Nashville school board chairwoman Christiane Buggs lambasted the proposal in a prepared statement.
“We want and appreciate a productive and collaborative relationship with the Tennessee Department of Education and its Commissioner,” Buggs said. “This anti-democratic proposal to allow a future Commissioner to arbitrarily takeover a school district would be a disastrous public policy that dramatically expands upon an Achievement School District model that has failed to achieve the goals it originally intended. We look forward to any support the State of Tennessee can give to school districts in a cooperative manner to achieve better student outcomes.”
State Rep. Bo Mitchell, D-Nashville, said the bill, which is now headed to the full House education committee, is “troubling on many aspects.”

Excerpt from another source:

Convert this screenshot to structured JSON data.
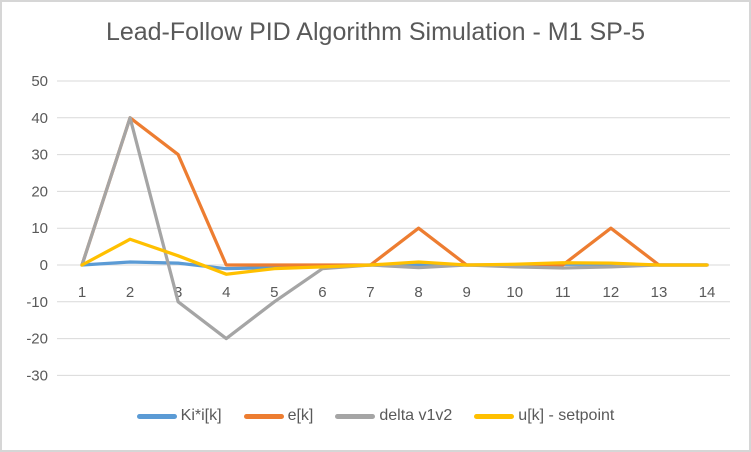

“One, it’s going around the voters of the state of Tennessee, and two the last time I checked there’s no one in the the Tennessee Department of Education who has ever run a school district,” Mitchell said. “So it’s troubling that they would want to take over a number of school districts in this state.”
State Rep. Mike Stewart said the failure of the ASD, which sought to convert Tennessee’s worst performing schools into its best performing by converting them to charter schools, is proof that the proposal is a bad idea. The ASD has failed at achieving that goal.
“The only precedent for this sort of crazy power grab is the Achievement School District, which was set up as a statewide effort to take over local schools,” Stewart said. “I think conservatives, liberals, Republicans, Democrats can all agree the ASD was a total and complete public policy failure. It’s been a joke.”